1.2k views Asked by At

I'm facing an issue with TF2 object detection API that seems to have occurred overnight. I'm trying to resume training from a saved checkpoint and as usual I change the path in the config file to where the checkpoints are before resuming the training, which has always worked.

Today it's throwing this error (see below). For some reason, checkpoint dir and model dir cannot be the same. Now, the big problem is that if I change the model dir, it restarts training from zero and not from the last epoch, so I'm stuck. This only happens in TF2, I also tried with TF1 and works fine.

File "/usr/local/lib/python3.7/dist-packages/object_detection/utils/variables_helper.py", line 230, in ensure_checkpoint_supported (' Please set model_dir to a different path.'))) RuntimeError: Checkpoint dir (/content/drive/MyDrive/Object_detection/training) and model_dir (/content/drive/MyDrive/Object_detection/training) cannot be same. Please set model_dir to a different path.

2

There are 2 answers

0
Armin Ghanbarzadeh On

I faced the same problem. It said that the model_dir and chechpoint_dir could not be the same, however, if they are different the training would just start from the beginning.

It was due to a recent addition (May 7) of a check at the end of the file "research/object_detection/utils/variables_helper.py":

 if model_dir == checkpoint_path_dir:
    raise RuntimeError(
        ('Checkpoint dir ({}) and model_dir ({}) cannot be same.'.format(
            checkpoint_path_dir, model_dir) +
         (' Please set model_dir to a different path.')))

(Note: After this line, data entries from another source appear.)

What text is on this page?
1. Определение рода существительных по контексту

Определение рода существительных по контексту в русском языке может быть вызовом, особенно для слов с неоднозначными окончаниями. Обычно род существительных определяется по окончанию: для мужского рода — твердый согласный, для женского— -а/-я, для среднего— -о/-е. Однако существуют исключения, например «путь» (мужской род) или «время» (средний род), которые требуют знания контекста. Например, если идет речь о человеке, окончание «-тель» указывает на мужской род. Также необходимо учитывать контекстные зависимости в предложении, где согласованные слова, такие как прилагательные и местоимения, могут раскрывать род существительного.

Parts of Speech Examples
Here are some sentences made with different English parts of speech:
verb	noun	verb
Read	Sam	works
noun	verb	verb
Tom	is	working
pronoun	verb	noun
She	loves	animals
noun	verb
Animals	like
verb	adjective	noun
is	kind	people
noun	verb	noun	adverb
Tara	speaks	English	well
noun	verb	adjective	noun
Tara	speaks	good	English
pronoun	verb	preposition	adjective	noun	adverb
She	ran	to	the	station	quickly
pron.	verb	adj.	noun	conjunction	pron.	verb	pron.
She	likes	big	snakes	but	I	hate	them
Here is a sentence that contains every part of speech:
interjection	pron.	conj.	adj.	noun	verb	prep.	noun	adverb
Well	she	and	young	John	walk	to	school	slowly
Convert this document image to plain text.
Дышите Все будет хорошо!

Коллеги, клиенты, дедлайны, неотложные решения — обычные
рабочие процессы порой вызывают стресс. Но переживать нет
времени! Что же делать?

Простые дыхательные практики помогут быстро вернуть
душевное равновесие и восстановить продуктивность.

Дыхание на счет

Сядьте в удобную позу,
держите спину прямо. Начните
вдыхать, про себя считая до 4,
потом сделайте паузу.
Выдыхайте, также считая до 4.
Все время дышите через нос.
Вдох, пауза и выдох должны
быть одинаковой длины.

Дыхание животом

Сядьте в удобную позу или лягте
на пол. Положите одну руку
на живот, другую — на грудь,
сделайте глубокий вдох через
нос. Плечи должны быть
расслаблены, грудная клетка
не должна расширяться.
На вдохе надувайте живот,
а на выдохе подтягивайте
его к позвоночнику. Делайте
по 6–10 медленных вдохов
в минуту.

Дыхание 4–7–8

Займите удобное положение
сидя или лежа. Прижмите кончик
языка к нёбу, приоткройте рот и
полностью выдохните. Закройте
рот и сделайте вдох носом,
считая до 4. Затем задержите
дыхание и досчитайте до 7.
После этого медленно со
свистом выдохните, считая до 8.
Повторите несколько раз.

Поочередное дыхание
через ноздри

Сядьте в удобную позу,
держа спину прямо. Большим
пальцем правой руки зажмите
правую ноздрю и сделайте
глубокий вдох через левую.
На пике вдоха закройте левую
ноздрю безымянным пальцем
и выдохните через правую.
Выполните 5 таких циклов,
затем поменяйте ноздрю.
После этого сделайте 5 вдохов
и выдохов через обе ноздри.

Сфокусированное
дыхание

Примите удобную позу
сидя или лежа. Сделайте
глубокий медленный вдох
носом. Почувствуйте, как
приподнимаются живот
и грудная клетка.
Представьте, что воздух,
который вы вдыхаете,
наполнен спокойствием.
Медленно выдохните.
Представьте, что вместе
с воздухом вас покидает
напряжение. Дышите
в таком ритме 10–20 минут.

I managed to fix it by changing it to something like:

 if model_dir == checkpoint_path_dir:
    pass
    # raise RuntimeError(
        # ('Checkpoint dir ({}) and model_dir ({}) cannot be same.'.format(
            # checkpoint_path_dir, model_dir) +
         # (' Please set model_dir to a different path.')))

After cloning the Github repository and before installing the object_detection package.

I believe you could have also changed the clone version, something like (might need some editing to get it working):

import os
import pathlib

# Clone the tensorflow models repository if it doesn't already exist
if "models" in pathlib.Path.cwd().parts:
  while "models" in pathlib.Path.cwd().parts:
    os.chdir('..')
elif not pathlib.Path('models').exists():
  !git clone --depth 1 https://github.com/tensorflow/models
  !git checkout 'master@{2021-05-6 00:00:00}'

2
Jotunheim On
  • 'fine_tune_checkpoint' should point to the checkpoints in the 'pre_trained_model' folder;
  • 'model_dir' instead is the directory where YOU are saving your new checkpoints.

There is no need to manually change the folder. If there are any checkpoints in the 'model_dir', training will re-start from that point. If there are no checkpoints, training will start from the checkpoint taken from the 'pre_trained_model' folder.